Big-Link-Man/docs/architecture/data-models.md

3.2 KiB

Data Models

The following data models will be implemented using SQLAlchemy.

1. User

Purpose: Stores user credentials and role information.

Key Attributes:

  • id: Integer, Primary Key
  • username: String, Unique, Not Null
  • hashed_password: String, Not Null
  • role: String, Not Null ("Admin" or "User")

Relationships: A User can have many Projects.

2. Project

Purpose: Represents a single content generation job initiated from a CORA report.

Key Attributes:

  • id: Integer, Primary Key
  • user_id: Integer, Foreign Key to User
  • project_name: String, Not Null
  • cora_data: JSON (stores extracted keywords, entities, etc.)
  • status: String (e.g., "Pending", "Generating", "Complete")

Relationships: A Project belongs to one User and has many GeneratedContents.

3. GeneratedContent

Purpose: Stores the AI-generated content from the three-stage pipeline.

Key Attributes:

  • id: Integer, Primary Key, Auto-increment
  • project_id: Integer, Foreign Key to Project, Indexed
  • tier: String(20), Not Null, Indexed (tier1, tier2, tier3)
  • keyword: String(255), Not Null, Indexed
  • title: Text, Not Null (Generated in stage 1)
  • outline: JSON, Not Null (Generated in stage 2)
  • content: Text, Not Null (HTML fragment from stage 3)
  • word_count: Integer, Not Null (Validated word count)
  • status: String(20), Not Null (generated, augmented, failed)
  • created_at: DateTime, Not Null
  • updated_at: DateTime, Not Null

Relationships: Belongs to one Project.

Status Values:

  • generated: Content was successfully generated within word count range
  • augmented: Content was below minimum and was augmented
  • failed: Generation failed (error details in outline JSON)

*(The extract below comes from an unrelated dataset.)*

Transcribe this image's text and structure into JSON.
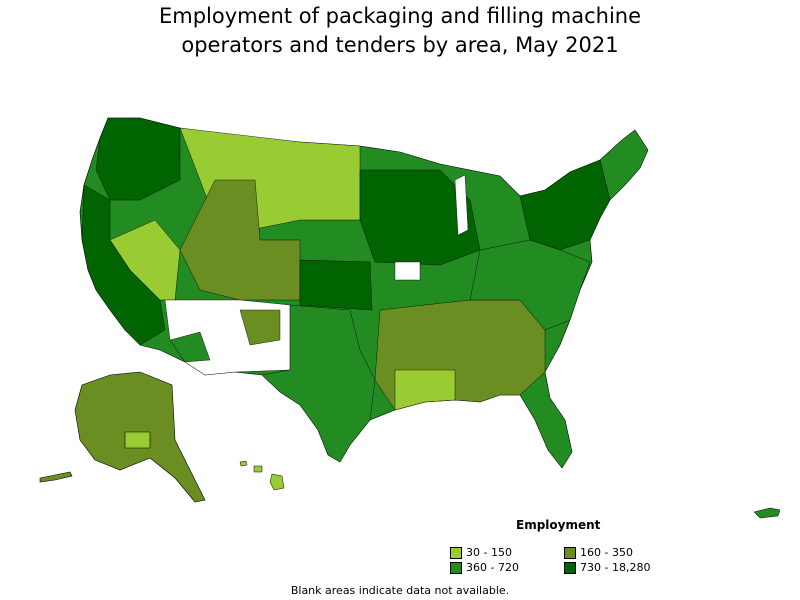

Purpose: Tracks link relationships between articles for interlinking (tiered links, wheel links, homepage links).

Key Attributes:

  • id: Integer, Primary Key, Auto-increment
  • from_content_id: Integer, Foreign Key to GeneratedContent, Not Null, Indexed
  • to_content_id: Integer, Foreign Key to GeneratedContent, Nullable, Indexed
  • to_url: Text, Nullable (for external links like money site)
  • anchor_text: Text, Nullable (actual anchor text used for the link, added in Story 4.5)
  • link_type: String(20), Not Null, Indexed (tiered, wheel_next, wheel_prev, homepage, wheel_see_also)
  • created_at: DateTime, Not Null

Relationships:

  • Belongs to one GeneratedContent (source)
  • Optionally belongs to another GeneratedContent (target)

Link Types:

  • tiered: Link from tier N article to tier N-1 article (or money site for tier 1)
  • wheel_next: Link to next article in batch wheel
  • wheel_prev: Link to previous article in batch wheel
  • wheel_see_also: Link in "See Also" section
  • homepage: Link to site homepage

Constraints:

  • Either to_content_id OR to_url must be set (not both)
  • Unique constraint on (from_content_id, to_content_id, link_type)

5. FqdnMapping

Purpose: Maps cloud storage buckets to fully qualified domain names for URL generation.

Key Attributes:

  • id: Integer, Primary Key
  • bucket_name: String, Not Null
  • provider: String, Not Null (e.g., "aws", "bunny", "azure")
  • fqdn: String, Not Null

Relationships: None.